There are two major research/writing projects lined up for the summer. I am co-editing a publication on best practices in undergraduate research in the arts and humanities and finally settling down to finish a site report on archaeological work done in the 1990s. For the latter the first stage is going to be to reread the chapters that were written and revised by a couple of authors (me included) and to make a list of what needs to be done. I have done this over and over by now, and I have done some of my bit and not finished any of it completely. And there are others I will assign bits to; hopefully we will get most of the rest of the book written this summer and what isn't done will be very clearly assigned and planned for the next year. All of us have full time jobs that do not involve writing books (primarily, anyway), so this is being fit into those time spans that do not require attention to other things.
We are also doing a revision of our major (we have proposed it and it kicks in for the fall) that adds a track focused more on practical applications of the degree. Although none of our senior majors are chosing to take that track in the fall we have also changed the capstone assessment so that it is not part of the whole department but is more relevant to our majors (thus, for example, instead of how to put together a portfolio of your studio work we are planning on having our students do practice interviews for jobs). This will involve some consultation with the career center and coordination with the colleague I share responsibility for the capstone class, all to be done over the summer.

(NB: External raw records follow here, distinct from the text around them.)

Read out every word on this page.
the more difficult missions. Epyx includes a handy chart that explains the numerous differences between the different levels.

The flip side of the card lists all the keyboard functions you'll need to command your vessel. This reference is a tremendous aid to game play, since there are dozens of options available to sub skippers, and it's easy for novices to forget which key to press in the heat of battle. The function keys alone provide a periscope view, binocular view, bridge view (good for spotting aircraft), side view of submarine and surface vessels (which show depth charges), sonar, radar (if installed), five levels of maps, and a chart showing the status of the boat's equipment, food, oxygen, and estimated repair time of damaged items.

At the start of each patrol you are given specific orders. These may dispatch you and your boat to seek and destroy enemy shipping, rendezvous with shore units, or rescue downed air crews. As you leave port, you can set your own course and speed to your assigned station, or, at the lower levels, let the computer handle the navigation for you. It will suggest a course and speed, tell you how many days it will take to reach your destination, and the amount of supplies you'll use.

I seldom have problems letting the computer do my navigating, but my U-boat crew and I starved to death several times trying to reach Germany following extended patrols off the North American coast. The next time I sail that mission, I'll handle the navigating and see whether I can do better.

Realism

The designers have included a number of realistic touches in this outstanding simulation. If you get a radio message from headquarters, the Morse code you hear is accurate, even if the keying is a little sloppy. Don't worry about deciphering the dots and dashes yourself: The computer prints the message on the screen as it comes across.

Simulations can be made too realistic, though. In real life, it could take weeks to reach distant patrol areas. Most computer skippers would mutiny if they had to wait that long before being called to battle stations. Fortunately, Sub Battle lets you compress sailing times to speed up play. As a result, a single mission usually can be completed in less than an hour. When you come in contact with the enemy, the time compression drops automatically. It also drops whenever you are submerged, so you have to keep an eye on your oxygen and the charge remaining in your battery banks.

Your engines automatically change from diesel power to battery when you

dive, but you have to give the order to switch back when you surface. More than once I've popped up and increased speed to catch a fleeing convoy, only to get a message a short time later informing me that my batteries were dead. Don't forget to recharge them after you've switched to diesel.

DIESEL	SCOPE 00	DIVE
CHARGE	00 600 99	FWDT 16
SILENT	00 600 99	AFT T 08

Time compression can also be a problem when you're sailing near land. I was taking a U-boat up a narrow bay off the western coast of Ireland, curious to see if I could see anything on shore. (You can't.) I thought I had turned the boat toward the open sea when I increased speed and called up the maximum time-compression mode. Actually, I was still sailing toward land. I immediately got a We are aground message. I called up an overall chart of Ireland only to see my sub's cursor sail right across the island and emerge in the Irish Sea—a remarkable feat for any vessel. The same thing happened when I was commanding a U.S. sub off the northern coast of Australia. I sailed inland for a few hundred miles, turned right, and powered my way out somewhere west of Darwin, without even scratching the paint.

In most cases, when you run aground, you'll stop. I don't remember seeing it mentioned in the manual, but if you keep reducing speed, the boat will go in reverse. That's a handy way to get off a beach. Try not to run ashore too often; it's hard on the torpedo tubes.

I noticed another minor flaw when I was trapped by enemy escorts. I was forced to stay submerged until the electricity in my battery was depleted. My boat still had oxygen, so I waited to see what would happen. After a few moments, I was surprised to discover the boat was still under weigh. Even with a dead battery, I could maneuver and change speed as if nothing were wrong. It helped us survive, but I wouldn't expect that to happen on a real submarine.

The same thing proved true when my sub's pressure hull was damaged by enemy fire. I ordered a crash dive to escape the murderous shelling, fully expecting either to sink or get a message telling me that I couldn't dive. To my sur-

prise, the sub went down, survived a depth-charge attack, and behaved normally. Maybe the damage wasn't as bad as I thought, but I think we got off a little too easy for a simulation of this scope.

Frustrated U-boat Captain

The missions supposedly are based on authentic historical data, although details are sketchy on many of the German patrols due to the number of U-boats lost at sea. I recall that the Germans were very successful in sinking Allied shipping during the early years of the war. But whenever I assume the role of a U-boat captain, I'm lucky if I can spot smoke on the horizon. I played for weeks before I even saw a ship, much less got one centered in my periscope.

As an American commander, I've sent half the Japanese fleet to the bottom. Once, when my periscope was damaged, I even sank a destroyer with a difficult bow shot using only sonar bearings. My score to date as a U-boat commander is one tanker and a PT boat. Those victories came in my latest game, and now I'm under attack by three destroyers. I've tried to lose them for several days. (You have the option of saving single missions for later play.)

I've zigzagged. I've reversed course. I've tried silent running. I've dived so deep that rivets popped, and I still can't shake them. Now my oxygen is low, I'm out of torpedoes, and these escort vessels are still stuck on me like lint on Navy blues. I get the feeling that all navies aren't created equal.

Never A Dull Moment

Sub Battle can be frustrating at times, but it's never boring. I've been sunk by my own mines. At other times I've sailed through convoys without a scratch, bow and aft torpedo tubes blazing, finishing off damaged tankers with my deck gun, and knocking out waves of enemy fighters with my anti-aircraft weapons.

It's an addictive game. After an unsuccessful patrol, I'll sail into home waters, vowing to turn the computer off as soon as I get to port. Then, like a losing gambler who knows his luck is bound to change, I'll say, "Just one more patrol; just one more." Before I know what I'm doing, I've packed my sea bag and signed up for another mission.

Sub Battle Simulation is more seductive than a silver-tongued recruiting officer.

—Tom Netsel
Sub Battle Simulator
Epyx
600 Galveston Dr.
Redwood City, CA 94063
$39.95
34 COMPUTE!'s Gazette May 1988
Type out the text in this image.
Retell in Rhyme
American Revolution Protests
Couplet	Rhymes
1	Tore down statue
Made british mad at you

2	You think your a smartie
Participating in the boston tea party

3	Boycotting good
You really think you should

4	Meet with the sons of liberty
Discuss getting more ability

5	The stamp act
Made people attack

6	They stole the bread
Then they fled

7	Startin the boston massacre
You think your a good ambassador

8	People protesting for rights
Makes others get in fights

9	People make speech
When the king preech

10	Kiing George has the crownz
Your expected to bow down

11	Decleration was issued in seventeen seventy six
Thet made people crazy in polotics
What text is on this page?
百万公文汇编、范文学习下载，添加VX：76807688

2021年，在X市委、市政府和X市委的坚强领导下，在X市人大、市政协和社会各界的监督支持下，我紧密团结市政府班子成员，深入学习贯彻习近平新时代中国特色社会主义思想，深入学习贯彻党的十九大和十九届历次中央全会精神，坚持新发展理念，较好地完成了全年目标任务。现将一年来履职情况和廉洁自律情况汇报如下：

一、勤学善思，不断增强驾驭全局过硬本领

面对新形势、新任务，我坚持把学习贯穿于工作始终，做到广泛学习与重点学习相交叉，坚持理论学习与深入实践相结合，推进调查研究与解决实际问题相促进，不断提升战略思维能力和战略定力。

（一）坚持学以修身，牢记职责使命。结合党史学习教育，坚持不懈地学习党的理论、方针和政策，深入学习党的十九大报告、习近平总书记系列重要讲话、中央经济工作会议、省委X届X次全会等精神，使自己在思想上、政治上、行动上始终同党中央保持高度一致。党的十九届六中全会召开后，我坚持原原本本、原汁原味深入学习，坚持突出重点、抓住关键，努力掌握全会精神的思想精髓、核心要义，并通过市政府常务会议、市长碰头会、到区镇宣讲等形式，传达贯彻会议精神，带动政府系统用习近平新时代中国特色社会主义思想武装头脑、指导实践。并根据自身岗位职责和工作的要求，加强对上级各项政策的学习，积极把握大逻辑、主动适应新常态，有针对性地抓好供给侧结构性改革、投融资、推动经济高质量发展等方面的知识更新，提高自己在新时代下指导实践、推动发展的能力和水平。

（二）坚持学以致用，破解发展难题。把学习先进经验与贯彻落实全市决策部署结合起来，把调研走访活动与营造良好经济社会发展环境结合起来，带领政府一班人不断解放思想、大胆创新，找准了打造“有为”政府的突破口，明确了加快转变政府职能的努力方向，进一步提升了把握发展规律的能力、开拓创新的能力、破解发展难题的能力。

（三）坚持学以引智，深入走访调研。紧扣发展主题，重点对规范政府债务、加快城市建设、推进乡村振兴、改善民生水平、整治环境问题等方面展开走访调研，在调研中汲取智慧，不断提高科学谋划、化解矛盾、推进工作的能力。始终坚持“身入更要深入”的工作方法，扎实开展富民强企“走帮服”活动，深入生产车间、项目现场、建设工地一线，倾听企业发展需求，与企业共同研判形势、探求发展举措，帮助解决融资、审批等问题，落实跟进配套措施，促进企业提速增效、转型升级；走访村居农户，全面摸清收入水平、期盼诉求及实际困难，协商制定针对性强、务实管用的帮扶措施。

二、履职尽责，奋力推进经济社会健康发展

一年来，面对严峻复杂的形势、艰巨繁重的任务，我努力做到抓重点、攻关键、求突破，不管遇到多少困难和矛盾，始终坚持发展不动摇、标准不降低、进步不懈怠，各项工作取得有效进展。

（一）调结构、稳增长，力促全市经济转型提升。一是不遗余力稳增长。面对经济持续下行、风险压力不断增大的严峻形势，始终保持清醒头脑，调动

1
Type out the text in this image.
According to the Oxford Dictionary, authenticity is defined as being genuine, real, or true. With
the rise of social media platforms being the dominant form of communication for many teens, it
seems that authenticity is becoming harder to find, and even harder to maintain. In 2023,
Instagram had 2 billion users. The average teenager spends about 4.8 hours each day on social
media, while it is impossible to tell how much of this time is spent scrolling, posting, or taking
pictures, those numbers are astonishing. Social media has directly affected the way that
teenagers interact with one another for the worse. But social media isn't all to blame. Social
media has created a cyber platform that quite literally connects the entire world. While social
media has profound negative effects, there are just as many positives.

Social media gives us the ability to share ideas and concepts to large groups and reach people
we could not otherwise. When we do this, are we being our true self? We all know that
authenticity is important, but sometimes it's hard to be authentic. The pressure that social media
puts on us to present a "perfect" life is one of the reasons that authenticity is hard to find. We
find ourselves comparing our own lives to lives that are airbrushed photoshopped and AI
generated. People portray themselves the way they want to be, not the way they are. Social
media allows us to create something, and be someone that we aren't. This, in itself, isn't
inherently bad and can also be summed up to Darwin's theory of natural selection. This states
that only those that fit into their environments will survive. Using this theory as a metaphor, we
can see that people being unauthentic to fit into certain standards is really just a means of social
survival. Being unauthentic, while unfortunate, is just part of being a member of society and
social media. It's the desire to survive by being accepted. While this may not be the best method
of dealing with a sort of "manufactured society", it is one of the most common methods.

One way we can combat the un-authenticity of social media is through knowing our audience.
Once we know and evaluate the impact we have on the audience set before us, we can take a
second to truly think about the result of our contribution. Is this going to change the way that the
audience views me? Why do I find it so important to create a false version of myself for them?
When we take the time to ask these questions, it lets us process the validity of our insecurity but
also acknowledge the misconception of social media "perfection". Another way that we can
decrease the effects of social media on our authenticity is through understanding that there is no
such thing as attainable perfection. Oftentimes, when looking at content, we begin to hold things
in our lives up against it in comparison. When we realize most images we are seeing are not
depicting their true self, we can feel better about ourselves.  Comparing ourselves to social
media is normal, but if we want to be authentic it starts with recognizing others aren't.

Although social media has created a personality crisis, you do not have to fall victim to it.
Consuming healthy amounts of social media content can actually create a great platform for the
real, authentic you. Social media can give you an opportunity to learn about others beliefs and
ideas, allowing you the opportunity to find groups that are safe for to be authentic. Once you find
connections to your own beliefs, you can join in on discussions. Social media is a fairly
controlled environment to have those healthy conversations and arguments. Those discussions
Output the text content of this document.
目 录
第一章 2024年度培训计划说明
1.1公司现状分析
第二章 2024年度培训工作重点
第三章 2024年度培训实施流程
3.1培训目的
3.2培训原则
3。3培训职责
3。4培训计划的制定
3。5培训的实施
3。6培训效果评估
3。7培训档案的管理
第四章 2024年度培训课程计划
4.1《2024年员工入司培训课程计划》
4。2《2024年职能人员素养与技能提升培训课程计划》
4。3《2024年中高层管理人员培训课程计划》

So my summer has just started. It will not of course be all work. I will be walking to and from the square in the afternoons, sometimes for ice cream, or a movie, or just to hang out with friends in a coffee shop. I will wander out to the lake or through small towns or to a country auction or craft show. I will start back to putting in an hour at the gym at least five times a week and occasionally I will read a book... sometimes even just for fun! (my reading list includes WWI novels and Jasper Fforde and the next Daniel Silva, for which I will set aside a day of nothing but Gabriel Allon).
But in spite of what anyone might say, my summer is not a summer "off" -- it is a summer "on" to do the things I need to do to get ready for the fall and to make sure my scholarship (both disciplinary and pedagogical) is where it should be so that my students benefit from someone up to date with a solid knowledge of the field so that they are secure in what they themselves are learning. Yes, I will set my own schedule and goals, and I don't have to answer officially to much of anyone, but I will be working nonetheless. Most teachers work over the summer, even if they don't teach summer school or have to get another job to make ends meet. Don't let your state legislators tell you any differently.
So... What are you doing to "earn your keep"?
(and as an aside, this will be the last regular Teachers' Lounge until mid August when we are back to work on my campus. I may write a few diaries on teaching and I certainly will be hanging out with the Great Orange Satan's minions, but I won't be keeping to this Saturday schedule through the summer months. Anyone else should feel free to jump in if he or she wants; I'll just reclaim the moth-eaten, badly-needs-to-drycleaned mantle in the fall.)